Kaldaklofsfjöll   (Island)


© 1983 Markus Kappeler
(erschienen im WWF-Kalender 1984)



Für den eiligen Betrachter des umseitigen Bilds mögen die schneebedeckten Kaldaklofs-Berge, die träge Gletscherzunge und der ruhig strömende Bergbach eine friedliche Ruhe ausstrahlen. Dieser erste Eindruck trügt jedoch. Der dichte, rostrote Filz wärmeliebender Spaltalgen im klaren Bach zeigt, dass hier nicht eisiges Schmelzwasser fließt. Und die ausgedehnten Felder von schwarzem Vulkangestein lassen ahnen, daß hier nicht das polare Eisregime allein sein Zepter schwingt, sondern daß noch andere Kräfte am Werk sind.

Tatsächlich ist der frostige Name der Insel, auf der dieses Bild entstanden ist, irreführend: Island ist kein «Eisland». Es ist eine Feuerinsel - vollständig aus vulkanischem Gestein aufgebaut und noch heute eine der aktivsten Vulkanregionen der Erde. Nur gute zehn Prozent der Oberfläche Islands sind mit Schnee und Eis bedeckt. Über 30 Prozent hingegen sind durch vulkanische Aktivität gekennzeichnet. Heisse Quellen, fauchende Wasserdampfsäulen, brodelnde Schlammpfuhle, kochende Teiche, mattschwarze Lavafelder prägen weite Teile dieser Insel im Nordatlantik. Ein Drittel der Lava, die weltweit in den letzten 500 Jahren an die Erdoberfläche getreten ist, floss aus isländischen Vulkanen. Seit der Besiedlung der Insel vor 1000 Jahren vergeht kein Jahrzehnt ohne nennenswerte Eruption.

Die Vegetation der geologisch betrachtet jungen Insel ist karg.
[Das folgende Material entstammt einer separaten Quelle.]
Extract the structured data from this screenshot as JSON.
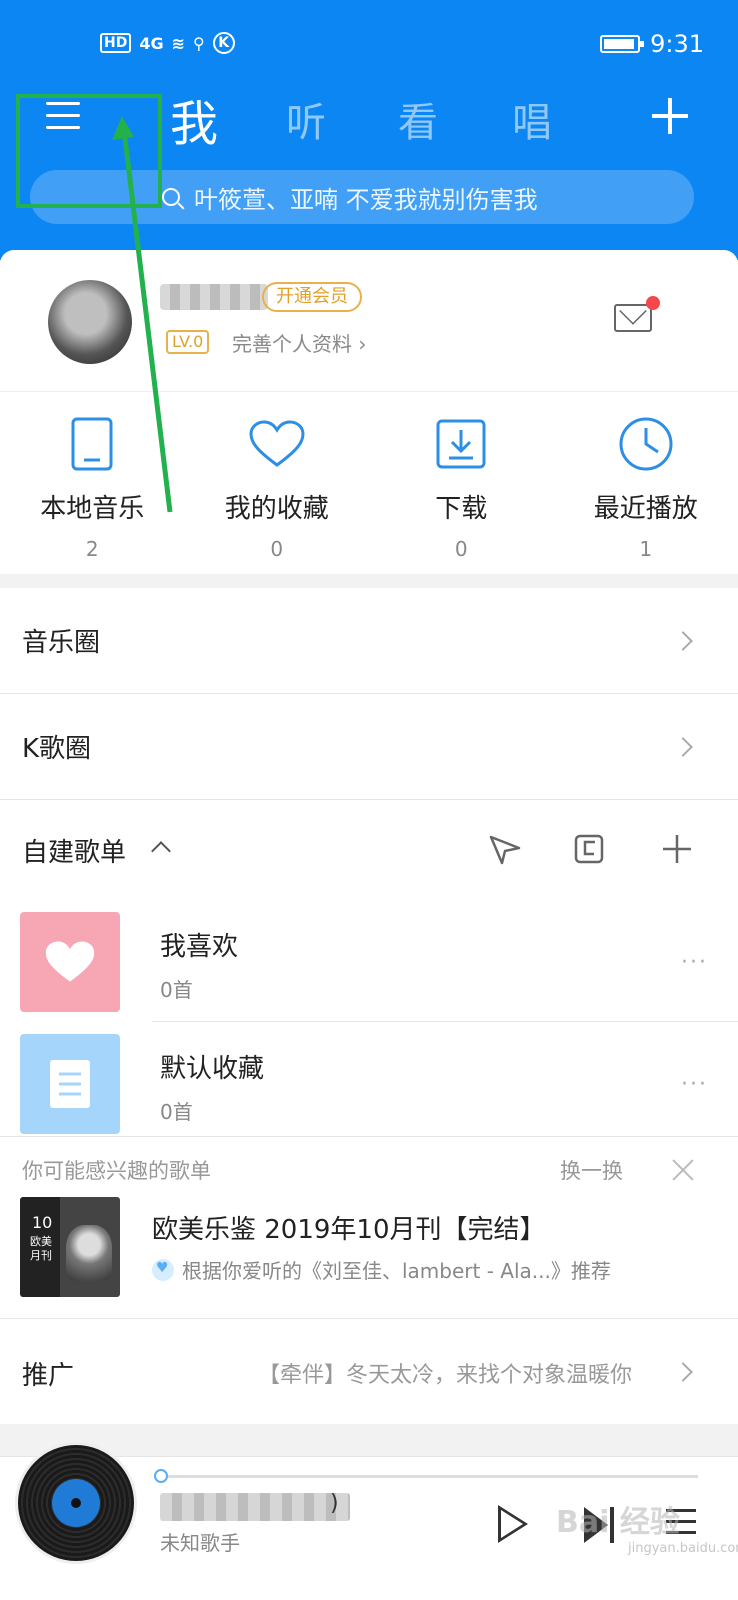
{
  "status_bar": {
    "network": "HD",
    "signal": "4G",
    "time": "9:31",
    "k_label": "K"
  },
  "header": {
    "tabs": [
      "我",
      "听",
      "看",
      "唱"
    ],
    "active_tab": "我",
    "search_placeholder": "叶筱萱、亚喃 不爱我就别伤害我"
  },
  "profile": {
    "vip_label": "开通会员",
    "level": "LV.0",
    "complete_profile": "完善个人资料 ›"
  },
  "quick_actions": [
    {
      "label": "本地音乐",
      "count": "2",
      "icon": "phone-icon"
    },
    {
      "label": "我的收藏",
      "count": "0",
      "icon": "heart-icon"
    },
    {
      "label": "下载",
      "count": "0",
      "icon": "download-icon"
    },
    {
      "label": "最近播放",
      "count": "1",
      "icon": "clock-icon"
    }
  ],
  "sections": {
    "music_circle": "音乐圈",
    "k_song_circle": "K歌圈"
  },
  "playlists": {
    "header": "自建歌单",
    "items": [
      {
        "name": "我喜欢",
        "count": "0首",
        "cover_color": "#f7a6b4"
      },
      {
        "name": "默认收藏",
        "count": "0首",
        "cover_color": "#a6d5fb"
      }
    ]
  },
  "recommend": {
    "header": "你可能感兴趣的歌单",
    "refresh": "换一换",
    "title": "欧美乐鉴 2019年10月刊【完结】",
    "reason": "根据你爱听的《刘至佳、lambert - Ala...》推荐",
    "cover_number": "10",
    "cover_text": "欧美\n月刊"
  },
  "promo": {
    "label": "推广",
    "text": "【牵伴】冬天太冷，来找个对象温暖你"
  },
  "player": {
    "paren": ")",
    "artist": "未知歌手",
    "progress": 0.0
  },
  "watermark": {
    "main": "Bai 经验",
    "sub": "jingyan.baidu.com"
  },
  "colors": {
    "header_blue": "#0c86f3",
    "accent_blue": "#2d8ee6",
    "vip_gold": "#e0a12a",
    "annotation_green": "#22b14c"
  }
}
Vereinzelte, vom Wind verbogene Zwergbirken, Ebereschen und Polarweiden sind fast schon üppiger Pflanzenwuchs in diesem Land, das im übrigen nur spärlich von Moos, Flechten, Gräsern und Seggen überzogen ist. Und auch die Tierwelt ist nicht sehr reichhaltig. Weder Reptilien noch Säugetiere haben es geschafft, sich hier niederzulassen. Einzig Insekten und Vögel sind heimisch geworden. Unter letzteren sind es vor allem küstenbewohnende Seevögel wie etwa Tölpel, Möwen und Alken. Und selbst der Mensch, der sich doch sonst die Erde in den entlegensten und unwirtlichsten Winkeln unseres Planeten untertan gemacht hat, bewohnt und bebaut nur gerade ein Prozent der Inselfläche. Der Rest ist Erde im Urzustand. Erde aus Feuer und Eis. Erde, mit der die Schöpfung noch beschäftigt ist.